Net Income Measurement, Investor Inattention, and Firm Decisions, with Natee Amornsiripanitch, Zeqiong Huang, and Jinjie Lin
February 2022 Utah Winter Accounting Conference and May 2022 Accounting Design Project
A recent accounting rule (ASU 2016-01) requires public companies to recognize in their net income changes in unrealized gains and losses on equity securities. Using a model with inattentive investors, we predict that the rule change will cause stock prices to react more to changes in unrealized gains and losses, and that managers will reduce investments in stocks. We use insurance company data (the industry most impacted by the rule change) to test these predictions. Prices of insurer stocks with low analyst coverage react more to changes in unrealized gains and losses, highlighting the role of investor inattention. Using a difference-in-differences approach, we find that by 2020, publicly traded insurers cut investments in stocks by $23 billion.

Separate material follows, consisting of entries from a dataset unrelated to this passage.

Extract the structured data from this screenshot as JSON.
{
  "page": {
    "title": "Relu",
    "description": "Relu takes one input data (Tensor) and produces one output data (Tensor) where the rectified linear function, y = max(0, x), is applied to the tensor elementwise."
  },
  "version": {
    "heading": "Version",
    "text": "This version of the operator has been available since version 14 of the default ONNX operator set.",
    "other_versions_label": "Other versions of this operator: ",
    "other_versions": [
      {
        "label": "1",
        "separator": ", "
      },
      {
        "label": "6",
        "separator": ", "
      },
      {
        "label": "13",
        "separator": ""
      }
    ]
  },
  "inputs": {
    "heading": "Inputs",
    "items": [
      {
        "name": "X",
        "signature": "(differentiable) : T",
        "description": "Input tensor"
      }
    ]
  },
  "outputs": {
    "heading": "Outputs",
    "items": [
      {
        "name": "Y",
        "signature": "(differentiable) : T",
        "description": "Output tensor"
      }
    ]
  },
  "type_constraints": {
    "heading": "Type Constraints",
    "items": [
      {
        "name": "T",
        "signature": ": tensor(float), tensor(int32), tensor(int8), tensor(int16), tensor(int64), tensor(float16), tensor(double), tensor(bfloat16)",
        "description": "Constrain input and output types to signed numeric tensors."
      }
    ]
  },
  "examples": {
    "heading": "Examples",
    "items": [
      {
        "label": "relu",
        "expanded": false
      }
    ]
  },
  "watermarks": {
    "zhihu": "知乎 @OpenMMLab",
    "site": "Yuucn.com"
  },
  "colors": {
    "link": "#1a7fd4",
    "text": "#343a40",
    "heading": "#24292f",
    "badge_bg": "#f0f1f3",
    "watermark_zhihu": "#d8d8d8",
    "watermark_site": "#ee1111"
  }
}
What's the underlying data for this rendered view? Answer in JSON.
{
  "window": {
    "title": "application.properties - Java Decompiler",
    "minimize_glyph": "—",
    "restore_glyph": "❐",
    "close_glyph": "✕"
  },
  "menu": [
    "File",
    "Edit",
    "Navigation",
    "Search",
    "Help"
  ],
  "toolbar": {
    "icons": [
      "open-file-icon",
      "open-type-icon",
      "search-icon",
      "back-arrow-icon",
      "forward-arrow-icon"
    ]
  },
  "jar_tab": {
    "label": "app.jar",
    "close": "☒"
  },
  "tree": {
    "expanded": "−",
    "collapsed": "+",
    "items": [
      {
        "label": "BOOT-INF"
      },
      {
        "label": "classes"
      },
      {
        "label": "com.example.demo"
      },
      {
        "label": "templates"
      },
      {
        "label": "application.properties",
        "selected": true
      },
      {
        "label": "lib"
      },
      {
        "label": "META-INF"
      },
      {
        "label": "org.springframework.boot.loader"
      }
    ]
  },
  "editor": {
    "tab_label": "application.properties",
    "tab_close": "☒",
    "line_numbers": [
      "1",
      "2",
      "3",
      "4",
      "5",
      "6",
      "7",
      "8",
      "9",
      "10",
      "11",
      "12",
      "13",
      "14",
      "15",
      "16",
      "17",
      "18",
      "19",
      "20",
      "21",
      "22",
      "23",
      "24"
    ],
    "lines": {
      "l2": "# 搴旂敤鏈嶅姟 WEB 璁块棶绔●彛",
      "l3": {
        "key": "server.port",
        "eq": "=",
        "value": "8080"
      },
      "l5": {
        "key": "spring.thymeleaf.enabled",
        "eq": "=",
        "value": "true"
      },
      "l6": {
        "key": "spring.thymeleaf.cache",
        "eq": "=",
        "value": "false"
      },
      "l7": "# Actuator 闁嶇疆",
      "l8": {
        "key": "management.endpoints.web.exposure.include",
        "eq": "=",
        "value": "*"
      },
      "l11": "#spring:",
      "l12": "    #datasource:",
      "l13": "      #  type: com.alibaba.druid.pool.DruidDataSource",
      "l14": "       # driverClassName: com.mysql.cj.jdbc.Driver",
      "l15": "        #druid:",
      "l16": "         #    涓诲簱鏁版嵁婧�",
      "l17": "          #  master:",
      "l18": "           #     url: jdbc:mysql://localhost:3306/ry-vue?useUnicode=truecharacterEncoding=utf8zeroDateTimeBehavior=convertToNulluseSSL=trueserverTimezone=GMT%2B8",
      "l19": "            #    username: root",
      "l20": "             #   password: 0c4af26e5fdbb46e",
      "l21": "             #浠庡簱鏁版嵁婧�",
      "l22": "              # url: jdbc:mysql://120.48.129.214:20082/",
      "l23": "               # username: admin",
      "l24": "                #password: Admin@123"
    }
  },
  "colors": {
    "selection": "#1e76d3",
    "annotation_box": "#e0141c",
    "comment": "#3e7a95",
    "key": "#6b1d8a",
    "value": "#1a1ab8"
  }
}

Earnings Management of Growth Firms, with Sung Kwon and Jennifer Yin
Prior research has found that accruals-based earnings management declined after the Sarbanes-Oxley Act (SOX) in 2002, while real earnings management actually increased, suggesting that firms switched from accrual-based to real earnings management after the passage of SOX. In this paper, we examine whether the change in earnings management behavior differs for high growth versus low growth firms. For example, high growth firms may continue to invest in discretionary expenditures such as R&D in order to sustain growth. In fact, we find that high growth firms appear to increase such expenditures after SOX, and that they continue to exhibit higher levels of accruals earnings management after SOX.
The Ins and Outs of Index Tracking, with James J. Rowley (Journal of Portfolio Management, 2015)
Research has highlighted the benefits of indexing as an investment strategy. Like any investment strategy, an indexing strategy must be implemented in the face of real-life issues such as portfolio management decisions, fund operations, and costs. As a result, even the best-run index funds do not track their benchmark indices perfectly, whether measured by excess return or tracking error. However, not all of these issues affect excess return and tracking error equally. This article measures the effect of several input variables, including expense ratio, active share, and fair-value pricing, on each of the two output variables: excess return and tracking error.
User's Guide to Master Limited Partnerships (solo-authored, Vanguard, 2014)
Master limited partnerships (MLPs) are hybrid entities that issue publicly traded equity interests and operate largely in the energy sector. The number of MLPs more than tripled to 110 and their market capitalization grew tenfold to $414 billion over a decade period. While investors may be interested in MLPs due to the potential for enhancing yield and return, they should carefully consider both the investment and practical implications associated with investing in MLPs. I construct a longer historical return series than is typically shown by the industry, and I show that MLPs were significantly hurt by the collapse in oil prices in the 1980s. I also show that investing in MLPs directly involves some tax complications due to Schedule K-1 tax forms associated with partnerships, and investing in MLPs indirectly via pooled vehicles can result in significantly lower performance relative to the underlying MLP index.